The Supreme Court hasn’t ruled on same-sex marriage yet, but even most social conservatives now clearly see where things are headed.
Only 31 percent of Republicans favor same-sex marriage, according to the latest Pew Research Center poll, but 73 percent believe it is inevitable. That’s one point higher than Democrats and just a point lower than independents. There is really no statistically significant partisan difference over the inevitability of gay marriage.
Just 22 percent of white evangelicals support same-sex marriage, but 70 percent think it is inevitable. The same is true for the next group most opposed to gay marriage, people aged 65 and over. While only 39 percent of senior citizens actually back same-sex marriage themselves, 69 percent say it is inevitable.
For Republicans and others who still believe in their hearts and minds that marriage is between a man and a woman, the question is how to deal with this new reality going forward. That’s what made Sen. Mike Lee’s, R-Utah, remarks, previously highlighted by the Washington Examiner’s Paul Bedard, so interesting.
In a speech to Hillsdale College’s Kirby Center in Washington, D.C., Lee laid it out like few socially conservative Republicans have done. “Like many Americans, I personally do not believe same-sex marriage is a constitutional requirement, or a federal prerogative, or even good policy for that matter,” Lee said. “But today, those of us who hold these views cannot deny that our arguments are no longer winning the public debate.”
Rather than call for civil obedience or ask how many divisions has Ruth Bader Ginsburg, Lee added simply, “Sometimes in a democracy, the other side wins.” But the Tea Party senator continued to stick up for religious liberty.
From Indiana to North Carolina, where legislation just passed allowing government officials with a traditional view of matrimony rooted in faith to refuse marriage licenses to same-sex couples, the perception has been that religious liberty is just a phrase cloaking a desire to discriminate against gays and lesbians.
Where traditionalists once wanted their preferences and values written into laws applicable to all Americans, the argument goes, they are now pleading for tolerance and fighting a rearguard action against homosexuality using religious freedom as their shield.
Lee didn’t rebut this argument directly. But by his tone, it was clear he was exhorting social conservatives to use a very different framing for their religious-liberty arguments.
“Most advocates of marriage equality are no more radical than most advocates of traditional marriage — just as most followers of Jesus are no more radical than most followers of Moses, Muhammed and the Buddha,” Lee observed. “But just as radical fundamentalists exist in every religious sect, so too can they be found at the extremes of otherwise healthy political movements.”
Lee pointed to some of the classic cases of Christian wedding vendors whose businesses have been threatened by their adherence to a definition of marriage that was the unchallenged American consensus for most of their lives.

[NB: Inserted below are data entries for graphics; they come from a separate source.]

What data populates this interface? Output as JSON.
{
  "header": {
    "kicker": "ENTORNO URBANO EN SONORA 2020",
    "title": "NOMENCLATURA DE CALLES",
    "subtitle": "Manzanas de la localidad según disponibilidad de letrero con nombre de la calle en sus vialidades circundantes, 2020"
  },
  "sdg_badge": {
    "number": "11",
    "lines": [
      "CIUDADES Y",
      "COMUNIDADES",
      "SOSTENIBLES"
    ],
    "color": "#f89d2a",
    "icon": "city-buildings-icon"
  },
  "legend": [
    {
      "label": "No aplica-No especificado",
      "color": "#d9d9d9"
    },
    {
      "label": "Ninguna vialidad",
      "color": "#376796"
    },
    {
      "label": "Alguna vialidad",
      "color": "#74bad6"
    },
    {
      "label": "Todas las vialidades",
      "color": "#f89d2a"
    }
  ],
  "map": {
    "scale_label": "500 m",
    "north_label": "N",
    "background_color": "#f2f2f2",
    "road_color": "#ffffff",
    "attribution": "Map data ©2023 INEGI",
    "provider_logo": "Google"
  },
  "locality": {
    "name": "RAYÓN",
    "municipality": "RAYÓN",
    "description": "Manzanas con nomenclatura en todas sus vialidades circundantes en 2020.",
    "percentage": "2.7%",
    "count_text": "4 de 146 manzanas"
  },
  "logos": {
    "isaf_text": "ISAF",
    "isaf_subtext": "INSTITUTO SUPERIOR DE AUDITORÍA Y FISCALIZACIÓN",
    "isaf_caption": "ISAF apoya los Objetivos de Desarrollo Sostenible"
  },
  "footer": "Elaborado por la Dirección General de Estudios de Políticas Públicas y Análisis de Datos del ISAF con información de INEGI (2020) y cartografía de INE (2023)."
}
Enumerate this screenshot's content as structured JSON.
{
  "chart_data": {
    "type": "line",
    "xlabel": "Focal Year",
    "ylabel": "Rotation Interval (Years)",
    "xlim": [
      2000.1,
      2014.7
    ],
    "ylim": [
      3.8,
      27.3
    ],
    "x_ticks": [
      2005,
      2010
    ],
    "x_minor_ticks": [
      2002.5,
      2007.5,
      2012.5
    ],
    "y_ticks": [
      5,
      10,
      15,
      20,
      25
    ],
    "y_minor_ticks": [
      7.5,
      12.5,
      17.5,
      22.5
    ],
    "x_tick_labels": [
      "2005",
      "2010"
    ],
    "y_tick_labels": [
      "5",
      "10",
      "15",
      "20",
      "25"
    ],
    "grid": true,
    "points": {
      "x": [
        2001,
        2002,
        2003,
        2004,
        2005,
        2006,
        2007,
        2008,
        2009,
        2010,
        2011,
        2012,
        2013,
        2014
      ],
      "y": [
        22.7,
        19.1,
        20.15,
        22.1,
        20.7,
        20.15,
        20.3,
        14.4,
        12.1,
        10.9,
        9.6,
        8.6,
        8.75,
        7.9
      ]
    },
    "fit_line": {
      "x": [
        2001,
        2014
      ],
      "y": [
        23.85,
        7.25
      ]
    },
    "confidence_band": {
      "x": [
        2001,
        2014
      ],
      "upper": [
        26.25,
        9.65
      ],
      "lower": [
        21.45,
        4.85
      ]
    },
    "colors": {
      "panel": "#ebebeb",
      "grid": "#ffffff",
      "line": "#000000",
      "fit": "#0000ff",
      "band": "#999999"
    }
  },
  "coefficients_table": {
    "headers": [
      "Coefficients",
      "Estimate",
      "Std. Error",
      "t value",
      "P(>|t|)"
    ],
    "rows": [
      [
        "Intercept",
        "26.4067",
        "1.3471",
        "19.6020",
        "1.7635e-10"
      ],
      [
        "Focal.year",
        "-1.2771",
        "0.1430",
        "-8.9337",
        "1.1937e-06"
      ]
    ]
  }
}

He also mentioned an exchange between Supreme Court Justice Samuel Alito and Solicitor General Donald Verrilli that raised the prospect of religious institutions, including schools, with a traditional view of marriage losing their tax-exempt status. And he took a subtle shot at Democratic politicians like Barack Obama and Hillary Clinton, who only joined the crusade for gay marriage once it already became inevitable, who now want to punish those who stay faithful to the beliefs they professed to hold while running for president.
Instead of recreating the Moral Majority of old envisioned by Jerry Falwell and later lamented by Paul Weyrich, Lee urged social conservatives to look for guidance from an unlikely source: the movement for same-sex marriage.
“We should never lose sight of the fact that the marriage equality movement is succeeding not by focusing on marriage, but by focusing on equality,” Lee said. “Political conservatives and religious traditionalists may not like how the gay marriage debate is going. But it is no small thing that the gay marriage movement has succeeded in recent years only by adopting our principles – of tolerance, diversity, and equal opportunity.”
The movement to defend religious liberty needs to become defined by those principles rather than perceived as faith-based discrimination. That can only happen by simultaneously proclaiming religious truth as we understand and respecting the freedoms, and perhaps the political advances, of others.
“Soon, it seems likely that America’s public square will fully welcome married, same-sex couples – not as victims or revolutionaries, but simply as equals,” Lee continued. He said differences over the definition of marriage will need to be dealt with in the same way as other sincere moral differences.
“To truly succeed, we must be gracious, and civil, and solicitous. Not only to preserve our own freedom, but the equal freedom, too, of those who disagree with us, those who are – though we may sometimes be tempted to forget – our brothers and sisters and friends, just the same,” Lee concluded.
Many social conservatives are not ready for the kind of compromise Lee is calling for here. Alabama Chief Justice Roy Moore and even leading 2016 Republican presidential candidate Mike Huckabee aren’t ready to give up.
But if we believe gay marriage is inevitable, as so many social conservatives now do, and religious liberty is inviolable, Lee might have provided a good starting point for the discussion.